Planning ahead makes sound sense
Pension planning - the earlier the better…
Saving for old age may seem desperately uncool for the young. But because of the way that pensions work, the earlier you start - and however modest your original savings are, the greater the likely pension you will collect upon retirement. The problem is that when you are about 20 years old, retirement (and old age) seem a long way off. There are more immediate demands on your wallet or purse - and retirement seems a long way off.
But the world is changing. Twenty years ago or more people were predicting that the advent of computers would mean that there would be little need to work and that we would all enjoy enormous amounts of leisure time. The truth has proved to be different.
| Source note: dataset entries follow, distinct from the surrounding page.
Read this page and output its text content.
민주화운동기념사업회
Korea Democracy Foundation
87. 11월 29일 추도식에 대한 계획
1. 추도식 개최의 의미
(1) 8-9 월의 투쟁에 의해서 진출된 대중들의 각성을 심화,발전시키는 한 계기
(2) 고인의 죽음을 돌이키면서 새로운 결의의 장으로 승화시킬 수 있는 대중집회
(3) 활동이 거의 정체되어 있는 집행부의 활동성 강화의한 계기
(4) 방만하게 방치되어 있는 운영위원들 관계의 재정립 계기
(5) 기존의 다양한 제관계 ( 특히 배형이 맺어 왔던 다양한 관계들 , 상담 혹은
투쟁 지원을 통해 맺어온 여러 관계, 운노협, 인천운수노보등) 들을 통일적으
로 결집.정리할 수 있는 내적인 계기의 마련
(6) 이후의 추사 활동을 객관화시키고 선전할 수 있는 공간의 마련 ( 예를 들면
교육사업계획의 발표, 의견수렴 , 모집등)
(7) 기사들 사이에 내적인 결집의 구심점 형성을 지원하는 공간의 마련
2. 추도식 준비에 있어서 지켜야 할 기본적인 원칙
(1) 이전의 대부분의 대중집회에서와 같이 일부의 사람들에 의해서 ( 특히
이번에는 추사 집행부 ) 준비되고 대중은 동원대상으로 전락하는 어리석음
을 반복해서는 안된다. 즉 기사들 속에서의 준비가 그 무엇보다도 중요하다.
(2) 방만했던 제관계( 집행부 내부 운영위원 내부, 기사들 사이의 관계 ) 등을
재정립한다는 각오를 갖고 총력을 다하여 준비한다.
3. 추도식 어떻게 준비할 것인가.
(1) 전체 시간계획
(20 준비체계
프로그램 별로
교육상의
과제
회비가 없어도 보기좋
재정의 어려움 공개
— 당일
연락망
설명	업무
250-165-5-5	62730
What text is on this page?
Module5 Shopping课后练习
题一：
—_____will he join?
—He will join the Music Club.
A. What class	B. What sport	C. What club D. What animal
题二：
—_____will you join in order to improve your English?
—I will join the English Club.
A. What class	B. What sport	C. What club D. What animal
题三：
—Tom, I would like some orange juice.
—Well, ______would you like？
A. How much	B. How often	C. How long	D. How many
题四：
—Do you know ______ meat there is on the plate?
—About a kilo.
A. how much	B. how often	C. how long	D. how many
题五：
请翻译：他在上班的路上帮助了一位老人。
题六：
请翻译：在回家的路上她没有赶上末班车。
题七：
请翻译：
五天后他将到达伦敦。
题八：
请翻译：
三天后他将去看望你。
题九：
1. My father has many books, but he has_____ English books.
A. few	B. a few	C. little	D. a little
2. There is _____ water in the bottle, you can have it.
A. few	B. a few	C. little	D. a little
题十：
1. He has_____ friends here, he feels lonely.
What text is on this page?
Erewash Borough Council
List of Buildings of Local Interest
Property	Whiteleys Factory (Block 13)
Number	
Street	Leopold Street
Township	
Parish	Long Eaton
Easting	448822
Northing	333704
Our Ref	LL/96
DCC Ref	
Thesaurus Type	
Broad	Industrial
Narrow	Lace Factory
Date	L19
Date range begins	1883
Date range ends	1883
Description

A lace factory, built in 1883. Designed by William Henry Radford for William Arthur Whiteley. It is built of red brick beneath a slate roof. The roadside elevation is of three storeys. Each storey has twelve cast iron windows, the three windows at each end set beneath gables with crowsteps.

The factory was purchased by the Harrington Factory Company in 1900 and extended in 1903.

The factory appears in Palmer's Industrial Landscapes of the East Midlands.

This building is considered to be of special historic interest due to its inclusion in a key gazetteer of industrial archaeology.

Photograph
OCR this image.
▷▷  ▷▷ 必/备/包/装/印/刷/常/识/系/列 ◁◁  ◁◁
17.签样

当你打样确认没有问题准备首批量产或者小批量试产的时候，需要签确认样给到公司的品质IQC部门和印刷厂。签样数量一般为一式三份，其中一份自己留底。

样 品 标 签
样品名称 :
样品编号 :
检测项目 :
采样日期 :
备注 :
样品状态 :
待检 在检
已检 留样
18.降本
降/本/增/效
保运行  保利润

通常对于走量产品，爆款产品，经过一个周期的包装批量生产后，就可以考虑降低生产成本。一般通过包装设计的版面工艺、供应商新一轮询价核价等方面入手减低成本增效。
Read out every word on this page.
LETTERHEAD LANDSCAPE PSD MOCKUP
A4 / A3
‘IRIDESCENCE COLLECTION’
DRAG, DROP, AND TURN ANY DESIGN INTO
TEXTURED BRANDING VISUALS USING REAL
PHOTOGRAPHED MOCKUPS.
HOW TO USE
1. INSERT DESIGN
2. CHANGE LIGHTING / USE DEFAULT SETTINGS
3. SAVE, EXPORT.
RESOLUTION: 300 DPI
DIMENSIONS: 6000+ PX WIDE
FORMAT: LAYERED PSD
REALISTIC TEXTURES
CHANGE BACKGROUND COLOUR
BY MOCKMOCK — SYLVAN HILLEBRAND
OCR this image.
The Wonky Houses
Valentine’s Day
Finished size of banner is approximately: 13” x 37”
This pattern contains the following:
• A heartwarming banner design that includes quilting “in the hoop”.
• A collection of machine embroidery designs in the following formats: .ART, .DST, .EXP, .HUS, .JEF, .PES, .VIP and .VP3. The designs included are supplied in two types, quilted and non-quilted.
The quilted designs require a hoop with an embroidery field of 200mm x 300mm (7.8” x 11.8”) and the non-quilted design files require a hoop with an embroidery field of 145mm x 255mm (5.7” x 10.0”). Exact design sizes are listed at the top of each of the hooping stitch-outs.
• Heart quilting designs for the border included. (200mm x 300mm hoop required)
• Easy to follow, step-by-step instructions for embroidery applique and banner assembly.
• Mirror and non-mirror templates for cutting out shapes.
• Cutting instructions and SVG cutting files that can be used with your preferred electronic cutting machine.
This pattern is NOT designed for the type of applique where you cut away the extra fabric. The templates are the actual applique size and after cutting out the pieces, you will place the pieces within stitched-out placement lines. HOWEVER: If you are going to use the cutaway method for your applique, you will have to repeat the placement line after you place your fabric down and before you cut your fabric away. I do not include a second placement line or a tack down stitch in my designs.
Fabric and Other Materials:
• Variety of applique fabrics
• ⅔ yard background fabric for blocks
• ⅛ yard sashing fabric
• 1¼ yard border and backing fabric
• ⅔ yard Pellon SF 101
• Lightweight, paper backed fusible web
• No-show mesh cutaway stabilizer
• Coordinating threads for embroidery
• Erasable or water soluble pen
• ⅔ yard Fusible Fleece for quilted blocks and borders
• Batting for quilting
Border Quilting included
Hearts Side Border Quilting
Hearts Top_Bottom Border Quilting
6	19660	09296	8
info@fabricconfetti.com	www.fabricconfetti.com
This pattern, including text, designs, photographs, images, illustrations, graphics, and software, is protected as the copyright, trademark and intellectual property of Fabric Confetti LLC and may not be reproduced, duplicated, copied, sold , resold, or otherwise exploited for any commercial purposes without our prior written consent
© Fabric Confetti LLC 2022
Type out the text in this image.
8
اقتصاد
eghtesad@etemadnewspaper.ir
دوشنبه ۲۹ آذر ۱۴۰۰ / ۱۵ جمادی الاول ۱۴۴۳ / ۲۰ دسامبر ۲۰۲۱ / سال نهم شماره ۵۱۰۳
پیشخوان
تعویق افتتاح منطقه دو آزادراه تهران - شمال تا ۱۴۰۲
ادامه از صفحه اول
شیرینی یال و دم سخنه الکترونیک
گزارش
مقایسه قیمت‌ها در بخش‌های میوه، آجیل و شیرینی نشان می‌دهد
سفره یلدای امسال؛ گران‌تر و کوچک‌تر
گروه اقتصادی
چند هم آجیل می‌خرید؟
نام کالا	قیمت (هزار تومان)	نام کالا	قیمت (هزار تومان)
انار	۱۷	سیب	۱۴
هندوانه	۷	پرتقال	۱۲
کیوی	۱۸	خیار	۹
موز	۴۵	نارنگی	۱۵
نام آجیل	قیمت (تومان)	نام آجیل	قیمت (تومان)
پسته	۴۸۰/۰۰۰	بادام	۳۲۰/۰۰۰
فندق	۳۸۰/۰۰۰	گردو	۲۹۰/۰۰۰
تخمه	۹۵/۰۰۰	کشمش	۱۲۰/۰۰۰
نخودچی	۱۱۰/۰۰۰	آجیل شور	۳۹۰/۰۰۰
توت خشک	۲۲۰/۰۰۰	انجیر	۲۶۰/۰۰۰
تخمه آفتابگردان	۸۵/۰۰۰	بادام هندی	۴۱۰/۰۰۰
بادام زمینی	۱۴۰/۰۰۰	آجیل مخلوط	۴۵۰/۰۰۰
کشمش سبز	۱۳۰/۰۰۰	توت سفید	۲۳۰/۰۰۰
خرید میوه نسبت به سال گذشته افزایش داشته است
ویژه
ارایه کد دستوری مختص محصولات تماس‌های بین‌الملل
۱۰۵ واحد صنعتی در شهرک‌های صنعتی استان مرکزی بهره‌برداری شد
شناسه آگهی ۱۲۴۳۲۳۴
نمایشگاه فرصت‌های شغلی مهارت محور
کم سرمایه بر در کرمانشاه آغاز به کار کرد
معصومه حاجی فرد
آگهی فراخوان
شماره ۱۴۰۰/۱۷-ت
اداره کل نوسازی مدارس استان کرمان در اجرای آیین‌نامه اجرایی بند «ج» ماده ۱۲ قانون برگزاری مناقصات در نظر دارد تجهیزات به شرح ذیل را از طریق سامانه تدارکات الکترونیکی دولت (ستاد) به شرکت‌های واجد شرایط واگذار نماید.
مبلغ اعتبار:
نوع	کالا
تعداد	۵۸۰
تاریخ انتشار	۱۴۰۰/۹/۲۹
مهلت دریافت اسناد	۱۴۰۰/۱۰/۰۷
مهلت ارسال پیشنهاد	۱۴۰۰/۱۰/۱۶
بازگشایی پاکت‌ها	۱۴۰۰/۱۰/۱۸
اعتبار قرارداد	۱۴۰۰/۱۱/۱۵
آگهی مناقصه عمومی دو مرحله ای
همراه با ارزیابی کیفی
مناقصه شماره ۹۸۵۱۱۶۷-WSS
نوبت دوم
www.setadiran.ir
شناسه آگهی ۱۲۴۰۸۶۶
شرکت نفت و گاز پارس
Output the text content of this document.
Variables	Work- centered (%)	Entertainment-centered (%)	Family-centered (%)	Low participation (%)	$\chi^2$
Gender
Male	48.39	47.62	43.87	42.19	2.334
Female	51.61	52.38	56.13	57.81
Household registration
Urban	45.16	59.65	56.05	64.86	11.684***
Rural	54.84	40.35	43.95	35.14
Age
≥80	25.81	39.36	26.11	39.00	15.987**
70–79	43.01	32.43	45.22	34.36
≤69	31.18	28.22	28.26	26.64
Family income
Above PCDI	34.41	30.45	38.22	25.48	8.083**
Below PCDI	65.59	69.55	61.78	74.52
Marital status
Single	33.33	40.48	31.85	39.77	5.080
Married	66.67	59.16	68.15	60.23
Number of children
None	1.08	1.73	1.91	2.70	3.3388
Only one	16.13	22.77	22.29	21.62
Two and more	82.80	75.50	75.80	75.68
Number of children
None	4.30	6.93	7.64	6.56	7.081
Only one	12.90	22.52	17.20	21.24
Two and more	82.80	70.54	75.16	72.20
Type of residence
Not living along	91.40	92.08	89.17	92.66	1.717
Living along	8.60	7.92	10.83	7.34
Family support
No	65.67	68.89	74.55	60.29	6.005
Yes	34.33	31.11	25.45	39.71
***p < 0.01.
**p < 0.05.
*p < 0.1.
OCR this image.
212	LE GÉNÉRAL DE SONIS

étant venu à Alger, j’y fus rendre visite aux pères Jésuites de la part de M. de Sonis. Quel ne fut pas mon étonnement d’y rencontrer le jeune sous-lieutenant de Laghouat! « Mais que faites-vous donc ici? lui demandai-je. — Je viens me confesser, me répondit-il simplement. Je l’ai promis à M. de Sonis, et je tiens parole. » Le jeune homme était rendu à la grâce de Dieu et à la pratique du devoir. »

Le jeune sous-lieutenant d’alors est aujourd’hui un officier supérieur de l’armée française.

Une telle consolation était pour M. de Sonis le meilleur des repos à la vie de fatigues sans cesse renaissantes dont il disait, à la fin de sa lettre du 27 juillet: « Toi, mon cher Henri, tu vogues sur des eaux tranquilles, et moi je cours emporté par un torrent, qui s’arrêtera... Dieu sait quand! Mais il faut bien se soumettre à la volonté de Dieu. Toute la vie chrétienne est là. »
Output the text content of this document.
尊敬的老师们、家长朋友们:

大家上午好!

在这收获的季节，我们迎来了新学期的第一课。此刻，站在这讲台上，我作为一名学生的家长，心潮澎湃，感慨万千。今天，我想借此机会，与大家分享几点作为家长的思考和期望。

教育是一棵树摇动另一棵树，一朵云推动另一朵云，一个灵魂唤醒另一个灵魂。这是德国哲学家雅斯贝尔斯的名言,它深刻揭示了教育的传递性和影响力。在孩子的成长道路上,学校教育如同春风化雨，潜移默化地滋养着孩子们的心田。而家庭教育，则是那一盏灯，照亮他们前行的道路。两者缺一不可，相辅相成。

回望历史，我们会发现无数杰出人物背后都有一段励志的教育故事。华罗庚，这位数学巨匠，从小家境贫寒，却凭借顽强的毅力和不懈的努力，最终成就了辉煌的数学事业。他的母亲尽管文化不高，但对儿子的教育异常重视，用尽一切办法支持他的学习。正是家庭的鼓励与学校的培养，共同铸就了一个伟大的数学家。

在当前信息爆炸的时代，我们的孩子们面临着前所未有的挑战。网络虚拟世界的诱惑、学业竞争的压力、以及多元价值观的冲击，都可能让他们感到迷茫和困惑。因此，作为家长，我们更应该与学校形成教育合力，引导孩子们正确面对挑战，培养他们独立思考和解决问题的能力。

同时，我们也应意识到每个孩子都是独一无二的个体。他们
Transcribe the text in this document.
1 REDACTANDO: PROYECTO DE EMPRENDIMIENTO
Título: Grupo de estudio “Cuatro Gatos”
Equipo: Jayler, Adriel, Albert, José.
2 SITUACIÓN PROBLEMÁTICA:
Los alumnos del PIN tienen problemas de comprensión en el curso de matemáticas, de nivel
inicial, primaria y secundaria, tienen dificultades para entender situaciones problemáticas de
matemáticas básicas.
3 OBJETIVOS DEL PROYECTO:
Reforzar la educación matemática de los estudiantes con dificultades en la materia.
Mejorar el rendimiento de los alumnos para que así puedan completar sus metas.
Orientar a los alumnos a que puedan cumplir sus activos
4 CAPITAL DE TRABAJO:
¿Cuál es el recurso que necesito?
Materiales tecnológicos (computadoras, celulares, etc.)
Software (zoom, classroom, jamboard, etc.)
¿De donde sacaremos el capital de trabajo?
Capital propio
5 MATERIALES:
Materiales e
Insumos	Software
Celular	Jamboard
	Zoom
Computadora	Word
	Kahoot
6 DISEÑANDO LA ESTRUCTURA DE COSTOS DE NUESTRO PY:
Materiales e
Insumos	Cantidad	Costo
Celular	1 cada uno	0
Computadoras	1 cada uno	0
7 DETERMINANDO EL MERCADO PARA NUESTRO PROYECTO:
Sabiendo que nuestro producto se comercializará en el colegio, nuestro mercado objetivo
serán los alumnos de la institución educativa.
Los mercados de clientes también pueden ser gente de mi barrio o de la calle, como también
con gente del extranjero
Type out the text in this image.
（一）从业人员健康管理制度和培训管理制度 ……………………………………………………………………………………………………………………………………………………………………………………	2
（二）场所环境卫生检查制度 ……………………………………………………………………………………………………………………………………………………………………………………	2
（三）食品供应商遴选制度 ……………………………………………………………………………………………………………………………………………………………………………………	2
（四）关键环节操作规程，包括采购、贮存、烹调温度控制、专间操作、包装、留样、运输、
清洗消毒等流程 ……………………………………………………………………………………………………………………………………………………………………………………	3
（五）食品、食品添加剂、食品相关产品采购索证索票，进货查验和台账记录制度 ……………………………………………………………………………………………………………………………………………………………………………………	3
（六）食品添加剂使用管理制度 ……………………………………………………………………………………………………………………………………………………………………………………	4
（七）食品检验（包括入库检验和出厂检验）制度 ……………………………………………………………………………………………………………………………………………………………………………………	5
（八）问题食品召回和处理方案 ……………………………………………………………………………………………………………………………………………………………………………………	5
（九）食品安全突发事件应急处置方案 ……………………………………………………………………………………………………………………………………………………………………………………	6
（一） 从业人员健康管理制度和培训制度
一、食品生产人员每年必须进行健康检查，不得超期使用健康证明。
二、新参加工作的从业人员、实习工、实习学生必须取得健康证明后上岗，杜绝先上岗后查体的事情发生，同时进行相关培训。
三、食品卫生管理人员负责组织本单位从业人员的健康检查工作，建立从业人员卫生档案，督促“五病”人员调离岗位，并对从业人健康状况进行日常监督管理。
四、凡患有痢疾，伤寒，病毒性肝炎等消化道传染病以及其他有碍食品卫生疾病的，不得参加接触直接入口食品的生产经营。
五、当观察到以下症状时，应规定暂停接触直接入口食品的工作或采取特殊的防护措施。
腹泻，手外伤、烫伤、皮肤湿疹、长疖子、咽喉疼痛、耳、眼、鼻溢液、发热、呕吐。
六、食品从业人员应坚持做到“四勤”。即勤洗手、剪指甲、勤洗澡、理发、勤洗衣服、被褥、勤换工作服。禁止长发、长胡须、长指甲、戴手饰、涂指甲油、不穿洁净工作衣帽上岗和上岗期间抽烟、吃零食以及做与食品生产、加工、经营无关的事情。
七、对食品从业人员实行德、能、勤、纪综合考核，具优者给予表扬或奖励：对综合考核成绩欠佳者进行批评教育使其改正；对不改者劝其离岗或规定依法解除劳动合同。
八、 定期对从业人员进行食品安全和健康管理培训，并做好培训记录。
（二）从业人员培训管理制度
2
Statutory retirement age has risen for the fist time since state pensions were introduced in 1908 when the retirement age was 70.
The value of pensions and the income they produce can fall as well as rise. You may get back less than you invested.
Recent reports show that today's young people can have an expectation of life far beyond that of previous generations. This means that they will work longer - and probably spend more time in retirement - to the point that they might spend almost as many years in retirement as they have done in work. At the same time as the population ages, we will have a situation where those in work are having to contribute more and more to pay the pensions of the retired. In this situation, the State will find it harder to provide adequate levels of support through the state pension.
For the generation that is now coming into the workplace, the importance of investment in a personal pension has never been greater.